Bob Reynolds
    c.ai

    He swears he doesn’t mean to kick his feet like a schoolgirl. It just happens.

    Maybe it's the way she tosses her knife from hand to hand during briefings, like she’s flipping an apple. Or the way her eyes narrow when someone makes a dumb comment—he lives for the deadpan snark that follows. Or maybe—probably—it’s because she once choked out a guy twice her size with a bootlace and Bob hasn’t stopped thinking about it since.

    He has it bad.

    The kind of bad that makes him grin into his hand after she ruffles his hair for doing well in the field. The kind of bad where his stomach actually flips when she reaches over and unclips his harness post-mission, muttering something about how “he’d probably fall into a manhole without supervision.” (She’s right, but that’s beside the point.)

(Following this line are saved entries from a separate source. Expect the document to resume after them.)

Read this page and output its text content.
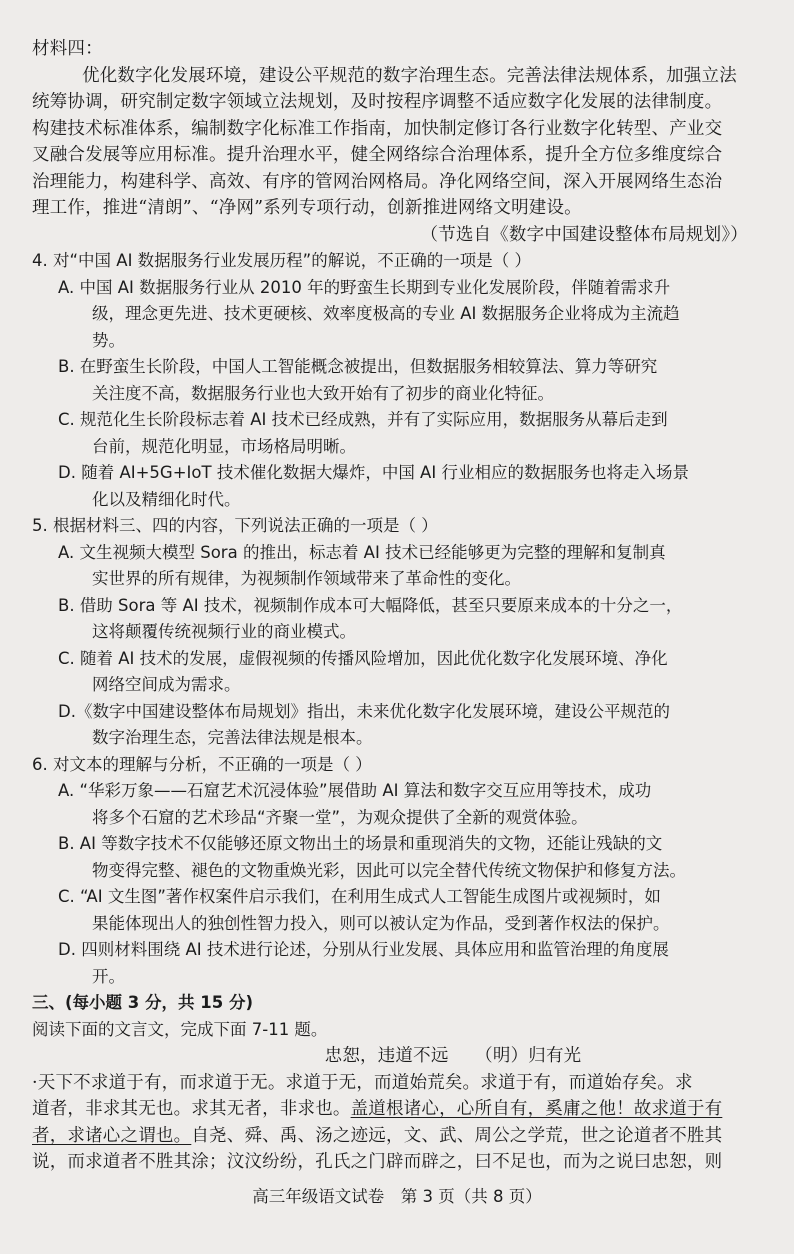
材料四：
优化数字化发展环境，建设公平规范的数字治理生态。完善法律法规体系，加强立法
统筹协调，研究制定数字领域立法规划，及时按程序调整不适应数字化发展的法律制度。
构建技术标准体系，编制数字化标准工作指南，加快制定修订各行业数字化转型、产业交
叉融合发展等应用标准。提升治理水平，健全网络综合治理体系，提升全方位多维度综合
治理能力，构建科学、高效、有序的管网治网格局。净化网络空间，深入开展网络生态治
理工作，推进“清朗”、“净网”系列专项行动，创新推进网络文明建设。
（节选自《数字中国建设整体布局规划》）
4. 对“中国 AI 数据服务行业发展历程”的解说，不正确的一项是（ ）
A. 中国 AI 数据服务行业从 2010 年的野蛮生长期到专业化发展阶段，伴随着需求升
级，理念更先进、技术更硬核、效率度极高的专业 AI 数据服务企业将成为主流趋
势。
B. 在野蛮生长阶段，中国人工智能概念被提出，但数据服务相较算法、算力等研究
关注度不高，数据服务行业也大致开始有了初步的商业化特征。
C. 规范化生长阶段标志着 AI 技术已经成熟，并有了实际应用，数据服务从幕后走到
台前，规范化明显，市场格局明晰。
D. 随着 AI+5G+IoT 技术催化数据大爆炸，中国 AI 行业相应的数据服务也将走入场景
化以及精细化时代。
5. 根据材料三、四的内容，下列说法正确的一项是（ ）
A. 文生视频大模型 Sora 的推出，标志着 AI 技术已经能够更为完整的理解和复制真
实世界的所有规律，为视频制作领域带来了革命性的变化。
B. 借助 Sora 等 AI 技术，视频制作成本可大幅降低，甚至只要原来成本的十分之一，
这将颠覆传统视频行业的商业模式。
C. 随着 AI 技术的发展，虚假视频的传播风险增加，因此优化数字化发展环境、净化
网络空间成为需求。
D.《数字中国建设整体布局规划》指出，未来优化数字化发展环境，建设公平规范的
数字治理生态，完善法律法规是根本。
6. 对文本的理解与分析，不正确的一项是（ ）
A. “华彩万象——石窟艺术沉浸体验”展借助 AI 算法和数字交互应用等技术，成功
将多个石窟的艺术珍品“齐聚一堂”，为观众提供了全新的观赏体验。
B. AI 等数字技术不仅能够还原文物出土的场景和重现消失的文物，还能让残缺的文
物变得完整、褪色的文物重焕光彩，因此可以完全替代传统文物保护和修复方法。
C. “AI 文生图”著作权案件启示我们，在利用生成式人工智能生成图片或视频时，如
果能体现出人的独创性智力投入，则可以被认定为作品，受到著作权法的保护。
D. 四则材料围绕 AI 技术进行论述，分别从行业发展、具体应用和监管治理的角度展
开。
三、(每小题 3 分，共 15 分)
阅读下面的文言文，完成下面 7-11 题。
忠恕，违道不远　　（明）归有光
·天下不求道于有，而求道于无。求道于无，而道始荒矣。求道于有，而道始存矣。求
道者，非求其无也。求其无者，非求也。盖道根诸心，心所自有，奚庸之他！故求道于有
者，求诸心之谓也。自尧、舜、禹、汤之迹远，文、武、周公之学荒，世之论道者不胜其
说，而求道者不胜其涂；汶汶纷纷，孔氏之门辟而辟之，曰不足也，而为之说曰忠恕，则
高三年级语文试卷　第 3 页（共 8 页）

    They’re not dating. Not really.

    Too many missions, too many scars, too many “what-ifs” curled up between them in bed. But they do sleep in the same bed, most nights. When her muscles ache too deep to stretch out, or when his brain buzzes too loud to lie still. They curl up like cats, all elbows and warmth, and sometimes—rarely—when things get really bad, they share a bath. Not sexual. Not romantic.

    Just soft. Like they’re washing blood off their skin, and maybe a little of the grief from their souls, too.

    He makes dumb jokes to cope. Of course he does.

    “Pretty sure I only like you ‘cause you could bench press me and snap my neck,” he says one night, dozing on her lap.

    God, he’s in love.


    They get the call on a Thursday. Mission parameters are vague, high-risk, high value, blah blah blah. He zones out halfway through the debriefing—until he hears the words Red Room.

    His heart goes cold. He doesn’t miss the way {{user}} stiffens beside him.

    “Are you—”

    “I’m fine,” she lies, standing up so fast her chair groans. “It’s just a mission.”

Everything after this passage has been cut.